Vicenza, gli altari di El Greco al Palladio Museum

Perchè si chiamava così? Sicuramente, com’è intuibile, per le sue origini greche. Gli spagnoli, senza giri di parole, lo chiamarono El Greco perchè Doménikos Theotokópoulos era nato nel 1541 a Candia, cittadina di Creta – la più grande isola greca – e si era poi trasferito in Spagna, dove morì nel 1614 a Toledo.
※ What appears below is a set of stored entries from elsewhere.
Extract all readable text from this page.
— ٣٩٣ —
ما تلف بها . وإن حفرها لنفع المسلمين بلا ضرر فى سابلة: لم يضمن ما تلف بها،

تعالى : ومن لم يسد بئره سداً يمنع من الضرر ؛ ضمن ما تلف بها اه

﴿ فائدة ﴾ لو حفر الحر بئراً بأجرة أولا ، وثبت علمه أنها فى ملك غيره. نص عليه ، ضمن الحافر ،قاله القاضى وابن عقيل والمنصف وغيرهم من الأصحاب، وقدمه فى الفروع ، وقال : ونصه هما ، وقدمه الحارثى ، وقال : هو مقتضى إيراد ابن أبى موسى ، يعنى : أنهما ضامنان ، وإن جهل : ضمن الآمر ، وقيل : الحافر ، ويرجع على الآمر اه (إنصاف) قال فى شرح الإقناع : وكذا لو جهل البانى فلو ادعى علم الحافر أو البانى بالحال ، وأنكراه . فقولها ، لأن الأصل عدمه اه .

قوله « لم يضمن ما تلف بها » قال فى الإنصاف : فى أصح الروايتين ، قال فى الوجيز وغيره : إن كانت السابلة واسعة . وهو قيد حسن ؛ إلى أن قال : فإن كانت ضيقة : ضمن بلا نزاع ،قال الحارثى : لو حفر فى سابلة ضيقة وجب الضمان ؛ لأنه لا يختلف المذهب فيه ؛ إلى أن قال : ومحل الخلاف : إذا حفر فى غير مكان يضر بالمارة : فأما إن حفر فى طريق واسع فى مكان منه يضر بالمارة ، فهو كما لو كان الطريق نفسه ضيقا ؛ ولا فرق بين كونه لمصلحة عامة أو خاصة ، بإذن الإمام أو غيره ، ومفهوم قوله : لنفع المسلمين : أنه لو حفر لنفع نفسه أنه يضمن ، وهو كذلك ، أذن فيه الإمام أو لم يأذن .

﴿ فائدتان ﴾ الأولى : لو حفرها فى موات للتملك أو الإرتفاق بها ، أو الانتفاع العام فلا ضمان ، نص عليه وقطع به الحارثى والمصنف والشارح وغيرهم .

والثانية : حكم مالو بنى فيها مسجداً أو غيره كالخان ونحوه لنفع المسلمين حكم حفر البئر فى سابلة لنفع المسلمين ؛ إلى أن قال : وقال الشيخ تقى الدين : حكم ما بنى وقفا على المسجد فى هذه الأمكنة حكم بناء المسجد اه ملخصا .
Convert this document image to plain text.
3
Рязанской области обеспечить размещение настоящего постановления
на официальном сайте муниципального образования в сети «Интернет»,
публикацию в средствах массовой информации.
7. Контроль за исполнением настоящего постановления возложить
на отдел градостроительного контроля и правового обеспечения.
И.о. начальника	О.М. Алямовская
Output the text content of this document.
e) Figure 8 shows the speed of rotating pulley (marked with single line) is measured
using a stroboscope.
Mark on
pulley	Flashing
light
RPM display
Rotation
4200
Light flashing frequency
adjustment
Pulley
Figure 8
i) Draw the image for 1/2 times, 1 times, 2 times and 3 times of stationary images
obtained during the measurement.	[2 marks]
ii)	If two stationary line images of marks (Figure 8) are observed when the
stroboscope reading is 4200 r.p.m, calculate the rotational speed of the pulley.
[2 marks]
A El Greco, pittore, scultore e architetto vissuto anche in Italia e figura di spicco del Rinascimento spagnolo, è dedicata la mostra El Greco, architetto di altari – Fotografie di Joaquín Bérchez, che il Palladio Museum di Vicenza, sede del centro internazionale di studi Andrea Palladio, propone dal 28 febbraio al 14 giugno 2015.

In collaborazione con Instituto Cervantes, Real Academia de Bellas Artes de San Carlos Valencia e Municipality of Heraklion, la mostra vicentina viene inaugurata domani, venerdì 27 febbraio alle 18, con un intervento del direttore del museo Guido Beltramini, dello storico dell’arte Howard Burns e dello stesso Joaquín Bérchez. L’esposizione dedica un’importante finestra culturale all’artista ellenico in occasione del quarto centenario dalla morte, offrendo ai visitatori un capitolo poco conosciuto dell’attività del pittore, il suo lavoro architettonico del retablo, la progettazione di altari. Ovvio che un tema che riguarda l’architettura trovasse spazio nella casa dell’architettura per antonomasia a Vicenza, appunto il Cisa.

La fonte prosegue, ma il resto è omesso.